By Makini Brice and Susan Cornwell
WASHINGTON (Reuters) – In his decades in elected office, President Joe Biden attended dozens of his predecessors’ joint addresses to the U.S. Congress, but the scene he faces when he takes the podium at the House of Representatives on Wednesday will look very different.
Just 200 people, mostly lawmakers plus a handful of representatives of other arms of government and select family members, will attend the masked, socially distanced speech, in a nod to the COVID-19 pandemic that has not fully released the nation from its grip.
That is a far cry from the 1,600 officials, friends and guests who typically gather for a presidential speech.
“It will be its own character, it will be its own wonderful character,” said House of Representatives Speaker Nancy Pelosi, a fellow Democrat. “We went from 1,600 people to 200 people. That is a different dynamic, but it has its own worth.”
First lady Jill Biden will be in attendance, as will Douglas Emhoff, Vice President Kamala Harris’s husband. U.S. Chief Justice John Roberts and the chairman of the U.S. Joint Chiefs of Staff, General Mark Milley, will also attend, a Capitol official involved with the planning of the event said.
Harris, in her role as president of the Senate, and Pelosi will be seated immediately behind Biden – the first time two women have held those positions of power during a presidential address.
Less than half of the 535 members of Congress will be allowed to attend, based on health guidance from the House physician.
LOTTERY, OR GIVE THEM TO THE NEW MEMBERS?
The two parties in Congress handled their limited allocations of tickets differently. Senate Democrats held a lottery for their members, with Mazie Hirono scoring one of the coveted seats. Bernie Sanders, one of Biden’s rivals for the 2020 Democratic presidential nomination, also said he would attend.

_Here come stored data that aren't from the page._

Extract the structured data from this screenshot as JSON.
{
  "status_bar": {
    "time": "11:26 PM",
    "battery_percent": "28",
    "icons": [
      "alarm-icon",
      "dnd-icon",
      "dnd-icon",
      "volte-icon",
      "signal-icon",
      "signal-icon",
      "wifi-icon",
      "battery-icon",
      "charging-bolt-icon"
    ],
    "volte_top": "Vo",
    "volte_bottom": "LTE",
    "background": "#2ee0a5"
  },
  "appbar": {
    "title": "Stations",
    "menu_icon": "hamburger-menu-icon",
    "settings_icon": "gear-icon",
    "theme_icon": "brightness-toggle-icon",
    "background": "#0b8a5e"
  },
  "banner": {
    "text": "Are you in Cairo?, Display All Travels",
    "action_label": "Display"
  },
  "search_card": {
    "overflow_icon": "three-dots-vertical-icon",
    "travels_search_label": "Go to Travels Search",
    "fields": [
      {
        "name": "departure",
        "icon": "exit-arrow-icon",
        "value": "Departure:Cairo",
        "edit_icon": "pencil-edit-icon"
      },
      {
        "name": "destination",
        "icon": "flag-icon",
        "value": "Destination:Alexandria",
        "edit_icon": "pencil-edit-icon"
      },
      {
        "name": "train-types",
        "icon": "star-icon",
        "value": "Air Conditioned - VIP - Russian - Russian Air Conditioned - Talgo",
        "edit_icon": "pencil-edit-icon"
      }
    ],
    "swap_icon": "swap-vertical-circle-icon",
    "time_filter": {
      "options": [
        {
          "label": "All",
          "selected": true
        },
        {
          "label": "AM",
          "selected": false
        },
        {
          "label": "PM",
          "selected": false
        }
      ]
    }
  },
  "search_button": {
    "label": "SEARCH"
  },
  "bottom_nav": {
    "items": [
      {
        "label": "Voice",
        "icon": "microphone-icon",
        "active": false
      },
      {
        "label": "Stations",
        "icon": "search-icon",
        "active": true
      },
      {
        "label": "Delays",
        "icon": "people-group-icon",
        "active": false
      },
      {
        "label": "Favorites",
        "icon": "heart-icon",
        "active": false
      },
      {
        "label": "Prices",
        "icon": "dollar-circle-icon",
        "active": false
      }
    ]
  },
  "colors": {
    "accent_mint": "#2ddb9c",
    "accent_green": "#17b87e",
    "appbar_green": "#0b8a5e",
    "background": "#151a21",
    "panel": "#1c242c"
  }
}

Republicans were less enthusiastic about the seats. House Minority Leader Kevin McCarthy plans to attend, but his No. 2, Steve Scalise, said he was giving his ticket to a newly elected colleague.
“A lot of the freshmen want to go, and they haven’t been before,” Scalise said.
Among other prominent Republicans who said they were not planning to attend was Senator Josh Hawley, who, along with many of his counterparts in the House, voted on Jan. 6 to try to block Biden’s election victory, hours after supporters of then-President Donald Trump, fired up by his false claims the 2020 election had been marred by fraud, stormed the Capitol.
One Republican senator who did say he would be in the room was Lindsey Graham, a vocal Trump ally and a colleague of Biden when the president was a senator.
“I just want to go. Got nothing else to do,” Graham joked to reporters. Turning serious, he added: “I want to hear the president. I think we should go if we can, out of respect for the office.”